In this appeal of a direct contempt order against a respondent parent, the Court of Appeals considers the lawfulness of a court order implicating a parent’s Fifth Amendment rights.
At a hearing considering the appointment of a GAL for mother, the department called mother as a witness. Mother’s counsel informed the court that she was facing criminal charges with overlapping factual allegations. The court advised mother about her Fifth Amendment right against self-incrimination but denied counsel’s motion to stand up and advise her to invoke the privilege on a question-by-question basis. Counsel continued to attempt to contemporaneously advise mother to invoke the privilege on a question-by-question basis, and after being threatened with contempt, resorted to knocking on counsel table to alert her to invoke her privilege. The court held counsel in direct contempt for violating its order. In holding counsel in contempt, the court clarified that its order had prohibited counsel not only from standing but also from contemporaneously communicating with mother about her right to invoke the Fifth Amendment. Counsel unsuccessfully moved to reconsider and then to vacate the contempt motion but was ultimately held in contempt and fined $1,000.

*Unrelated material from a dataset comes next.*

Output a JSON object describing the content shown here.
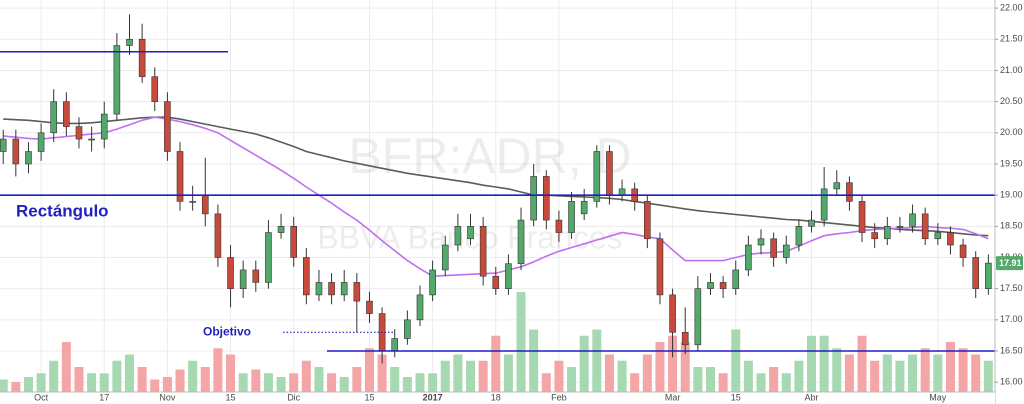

The Court holds that the Fifth Amendment’s right against self-incrimination has a concomitant right to the advice of counsel that encompasses contemporaneous advice; the RPC was entitled to advise mother of her Fifth Amendment rights on a question-by-question basis. Because the court’s order prohibited such advice, the Court concludes the order was unlawful under the Fifth Amendment.

The Court next considers whether RPC was excused from complying with the order. Acknowledging that a party must generally comply with unlawful court orders or being held in contempt, the Court notes an exception clarifying that if compliance with the order poses a substantial risk of irreparable harm, the party’s failure to comply cannot support a finding of contempt. The Court determines that in this case, the risk of irreparable harm was sufficient to implicate this exception. Analyzing § 19-3-207, the Court concludes that its limited scope, which protects only parents’ formal admissions or denial of the allegations and not statements, did not provide sufficient mitigation of the risk of harm. Additionally, in this case, mother’s potential need for a GAL increased the risk that she would be unable to exercise her Fifth Amendment right without counsel’s contemporaneous advice.

The Court vacates the district court’s direct contempt order.